A eloquente apresentação monológica "O Prazer é Todo Nosso", concebida por Juliana Martins e meticulosamente dirigida por Bel Kutner, busca, com uma ousadia contemporânea, traçar os contornos do empoderamento feminino ao longo dos anos. No entanto, mesmo à luz da nobre intenção de explorar os vínculos de sororidade e a liberdade sexual feminina, o texto de Beto Brown, encarregado de traduzir essa transformação, lamentavelmente, se vê enredado à sombra de clichês e generalizações que evocam resquícios de machismo – fato esse que não contribui como uma parcela  somatória em favor da tão almejada libertação das mulheres, mas se fazendo presente como um aliado antagônico ao discurso da protagonista.
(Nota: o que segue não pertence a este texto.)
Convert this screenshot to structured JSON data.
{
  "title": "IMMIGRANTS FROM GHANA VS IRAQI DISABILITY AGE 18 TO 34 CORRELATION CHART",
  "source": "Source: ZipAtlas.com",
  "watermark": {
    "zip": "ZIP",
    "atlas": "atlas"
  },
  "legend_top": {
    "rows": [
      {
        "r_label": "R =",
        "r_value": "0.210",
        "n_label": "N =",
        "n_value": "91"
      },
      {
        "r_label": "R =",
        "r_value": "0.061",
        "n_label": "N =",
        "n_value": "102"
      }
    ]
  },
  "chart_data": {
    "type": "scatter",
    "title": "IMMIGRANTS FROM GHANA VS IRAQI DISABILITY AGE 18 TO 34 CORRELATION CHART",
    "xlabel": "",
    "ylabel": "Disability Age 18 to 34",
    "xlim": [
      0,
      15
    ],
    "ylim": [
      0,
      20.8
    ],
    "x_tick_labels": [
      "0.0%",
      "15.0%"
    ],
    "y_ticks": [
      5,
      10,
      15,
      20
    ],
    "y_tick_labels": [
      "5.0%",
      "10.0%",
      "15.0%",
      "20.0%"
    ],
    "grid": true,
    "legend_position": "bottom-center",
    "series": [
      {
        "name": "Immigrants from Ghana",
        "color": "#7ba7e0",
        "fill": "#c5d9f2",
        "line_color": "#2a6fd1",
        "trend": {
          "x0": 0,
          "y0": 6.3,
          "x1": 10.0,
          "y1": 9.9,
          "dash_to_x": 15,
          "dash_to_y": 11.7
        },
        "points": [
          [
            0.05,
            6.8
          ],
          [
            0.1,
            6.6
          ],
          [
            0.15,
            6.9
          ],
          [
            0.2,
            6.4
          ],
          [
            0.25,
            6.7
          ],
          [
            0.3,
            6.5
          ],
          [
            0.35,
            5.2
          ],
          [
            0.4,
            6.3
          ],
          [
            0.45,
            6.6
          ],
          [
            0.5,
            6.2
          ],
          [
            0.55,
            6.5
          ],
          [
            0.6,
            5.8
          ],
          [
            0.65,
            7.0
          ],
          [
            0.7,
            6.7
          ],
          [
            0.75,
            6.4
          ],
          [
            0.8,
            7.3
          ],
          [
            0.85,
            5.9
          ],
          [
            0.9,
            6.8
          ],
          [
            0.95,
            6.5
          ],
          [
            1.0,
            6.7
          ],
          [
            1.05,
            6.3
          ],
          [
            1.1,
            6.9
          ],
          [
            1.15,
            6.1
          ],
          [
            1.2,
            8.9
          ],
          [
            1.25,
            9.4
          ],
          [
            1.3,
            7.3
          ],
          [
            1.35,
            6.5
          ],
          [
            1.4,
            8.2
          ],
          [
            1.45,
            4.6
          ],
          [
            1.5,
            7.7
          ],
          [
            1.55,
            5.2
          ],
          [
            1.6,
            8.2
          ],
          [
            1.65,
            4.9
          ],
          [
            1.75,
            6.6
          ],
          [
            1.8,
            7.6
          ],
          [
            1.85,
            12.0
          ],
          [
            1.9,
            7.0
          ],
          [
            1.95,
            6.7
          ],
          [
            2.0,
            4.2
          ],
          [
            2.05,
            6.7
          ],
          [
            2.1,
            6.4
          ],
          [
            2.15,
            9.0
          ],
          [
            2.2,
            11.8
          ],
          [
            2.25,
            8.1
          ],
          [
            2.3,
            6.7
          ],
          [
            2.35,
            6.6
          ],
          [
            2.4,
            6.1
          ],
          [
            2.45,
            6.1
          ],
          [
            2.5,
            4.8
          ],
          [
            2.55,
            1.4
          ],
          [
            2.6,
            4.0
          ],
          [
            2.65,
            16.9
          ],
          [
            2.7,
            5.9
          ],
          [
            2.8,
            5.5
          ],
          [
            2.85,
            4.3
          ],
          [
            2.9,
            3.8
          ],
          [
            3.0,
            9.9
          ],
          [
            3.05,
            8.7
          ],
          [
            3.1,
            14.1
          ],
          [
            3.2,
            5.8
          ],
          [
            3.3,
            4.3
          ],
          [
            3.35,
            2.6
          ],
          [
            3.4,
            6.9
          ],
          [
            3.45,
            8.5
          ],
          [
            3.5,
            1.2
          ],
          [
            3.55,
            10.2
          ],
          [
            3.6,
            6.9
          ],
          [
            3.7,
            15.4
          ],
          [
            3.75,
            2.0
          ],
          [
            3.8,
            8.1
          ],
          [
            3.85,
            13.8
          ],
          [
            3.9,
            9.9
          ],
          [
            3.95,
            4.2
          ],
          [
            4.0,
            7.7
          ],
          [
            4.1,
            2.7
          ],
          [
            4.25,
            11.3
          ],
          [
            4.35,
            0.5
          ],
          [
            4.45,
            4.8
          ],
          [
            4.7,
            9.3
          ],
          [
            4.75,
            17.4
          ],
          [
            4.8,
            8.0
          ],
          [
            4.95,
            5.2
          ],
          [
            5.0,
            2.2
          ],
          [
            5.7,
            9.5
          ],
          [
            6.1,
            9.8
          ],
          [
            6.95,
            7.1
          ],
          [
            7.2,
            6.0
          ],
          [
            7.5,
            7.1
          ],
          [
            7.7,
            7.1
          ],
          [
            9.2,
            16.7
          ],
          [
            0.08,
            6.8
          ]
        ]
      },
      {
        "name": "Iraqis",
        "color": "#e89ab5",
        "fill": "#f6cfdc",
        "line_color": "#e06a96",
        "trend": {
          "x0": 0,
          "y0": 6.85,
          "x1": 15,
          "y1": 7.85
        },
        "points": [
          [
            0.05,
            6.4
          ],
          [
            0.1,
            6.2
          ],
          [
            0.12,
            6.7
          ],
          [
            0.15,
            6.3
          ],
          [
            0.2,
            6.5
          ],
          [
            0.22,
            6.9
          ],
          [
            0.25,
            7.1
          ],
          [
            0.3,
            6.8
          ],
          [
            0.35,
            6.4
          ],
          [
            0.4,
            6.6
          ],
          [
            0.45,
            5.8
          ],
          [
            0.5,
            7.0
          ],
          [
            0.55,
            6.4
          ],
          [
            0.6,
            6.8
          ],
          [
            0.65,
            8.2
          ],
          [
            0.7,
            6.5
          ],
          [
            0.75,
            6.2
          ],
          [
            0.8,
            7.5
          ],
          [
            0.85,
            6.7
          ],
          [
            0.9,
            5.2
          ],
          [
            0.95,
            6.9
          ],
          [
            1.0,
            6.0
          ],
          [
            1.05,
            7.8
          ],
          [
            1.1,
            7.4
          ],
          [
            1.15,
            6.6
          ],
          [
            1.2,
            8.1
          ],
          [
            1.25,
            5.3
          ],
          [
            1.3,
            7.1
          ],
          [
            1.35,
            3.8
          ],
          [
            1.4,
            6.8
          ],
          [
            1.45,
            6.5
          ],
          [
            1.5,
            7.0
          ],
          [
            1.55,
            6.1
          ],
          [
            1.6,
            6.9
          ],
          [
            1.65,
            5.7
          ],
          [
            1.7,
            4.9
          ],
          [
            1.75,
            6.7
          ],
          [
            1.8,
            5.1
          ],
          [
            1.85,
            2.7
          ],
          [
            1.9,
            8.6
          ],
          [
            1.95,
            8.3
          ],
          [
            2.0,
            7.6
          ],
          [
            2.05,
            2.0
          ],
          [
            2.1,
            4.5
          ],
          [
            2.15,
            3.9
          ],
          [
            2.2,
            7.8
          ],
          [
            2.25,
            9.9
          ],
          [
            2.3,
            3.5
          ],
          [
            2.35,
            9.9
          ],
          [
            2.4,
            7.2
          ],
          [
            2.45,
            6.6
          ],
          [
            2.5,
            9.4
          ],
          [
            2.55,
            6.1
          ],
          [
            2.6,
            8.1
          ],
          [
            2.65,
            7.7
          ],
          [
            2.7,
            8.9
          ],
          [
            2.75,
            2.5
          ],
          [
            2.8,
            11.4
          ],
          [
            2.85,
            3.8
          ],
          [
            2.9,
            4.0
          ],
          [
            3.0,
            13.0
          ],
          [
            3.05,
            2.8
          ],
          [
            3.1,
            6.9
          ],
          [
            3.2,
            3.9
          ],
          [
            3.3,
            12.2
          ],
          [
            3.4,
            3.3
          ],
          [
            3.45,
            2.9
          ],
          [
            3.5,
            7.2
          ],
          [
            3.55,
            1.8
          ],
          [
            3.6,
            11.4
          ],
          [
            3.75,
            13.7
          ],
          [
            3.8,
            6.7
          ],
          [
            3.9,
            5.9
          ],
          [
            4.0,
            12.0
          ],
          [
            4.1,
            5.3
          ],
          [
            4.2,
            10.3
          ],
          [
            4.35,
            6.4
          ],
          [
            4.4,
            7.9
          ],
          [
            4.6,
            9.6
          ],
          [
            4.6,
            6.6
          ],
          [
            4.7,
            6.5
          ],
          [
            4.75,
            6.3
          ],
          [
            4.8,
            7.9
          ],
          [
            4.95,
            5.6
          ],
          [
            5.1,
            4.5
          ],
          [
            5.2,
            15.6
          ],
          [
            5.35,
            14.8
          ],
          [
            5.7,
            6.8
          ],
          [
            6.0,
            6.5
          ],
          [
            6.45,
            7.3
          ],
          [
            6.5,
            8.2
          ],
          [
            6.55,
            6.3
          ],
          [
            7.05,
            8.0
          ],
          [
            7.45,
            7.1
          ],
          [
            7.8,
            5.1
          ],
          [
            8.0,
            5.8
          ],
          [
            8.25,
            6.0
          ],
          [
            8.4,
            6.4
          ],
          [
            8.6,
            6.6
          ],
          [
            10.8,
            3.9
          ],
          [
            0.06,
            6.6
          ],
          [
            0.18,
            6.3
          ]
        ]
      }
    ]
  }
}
Por essa e outras, a promessa de uma reviravolta marcante no universo feminino não se materializa de modo impactante no texto. Observa-se uma superficialidade nas reflexões acerca da metamorfose feminina vivenciada pela protagonista, cuja análise se restringe à proclamação da imprescindibilidade da empatia entre mulheres, sem fornecer uma dissecção mais penetrante ou crítica das complexidades inerentes a esse processo.

A direção de Bel Kutner, apesar de engendrar uma trilha narrativa intrigante através das múltiplas histórias apresentadas, não consegue se desvencilhar completamente de estereótipos. A abordagem das experiências sexuais e afetivas é predominantemente heterossexual, o que restringe a representatividade, excluindo perspectivas que poderiam enriquecer a trama. Ademais, a ênfase excessiva na paixão da protagonista por homens grisalhos poderia, inadvertidamente, fortalecer estereótipos tradicionais de feminilidade, nos quais a mulher necessita da proteção de um homem maduro.

A cenografia e o figurino assinados por Domingos de Alcântara, assim como o design de luz concebido por Lara Cunha e Paulo Denizot, carecem de um olhar de Kutner sob um ponto de vista mais privilegiado, em busca do envolvimento da monologuista numa atmosfera mais rica em sensualidade, visando potencializar a percepção das histórias, por parte do espectador, contemplando valores literários estéticos.   

A trilha sonora composta por Rodrigo Penna também não desempenha um papel significativo em estabelecer o tom da peça, perdendo a oportunidade de amplificar os momentos de humor, ironia e sinceridade propostos pelo texto.

Para atingir seu potencial máximo, a peça carece de um mergulho mais profundo nas complexidades das questões femininas, sem recorrer a clichês, e de expandir as narrativas ao compartilhar com o público a experiência da personagem em seu primeiro contato com a transexualidade, a violência sexual sofrida na juventude e o assédio sexual no ambiente profissional.

A mensagem de que as mulheres têm o direito de explorar, experimentar encontros e realizar seus desejos é, indubitavelmente, positiva, o que permite que "O Prazer é Todo Nosso" acerte ao abordar, de maneira descontraída, temas frequentemente considerados tabus.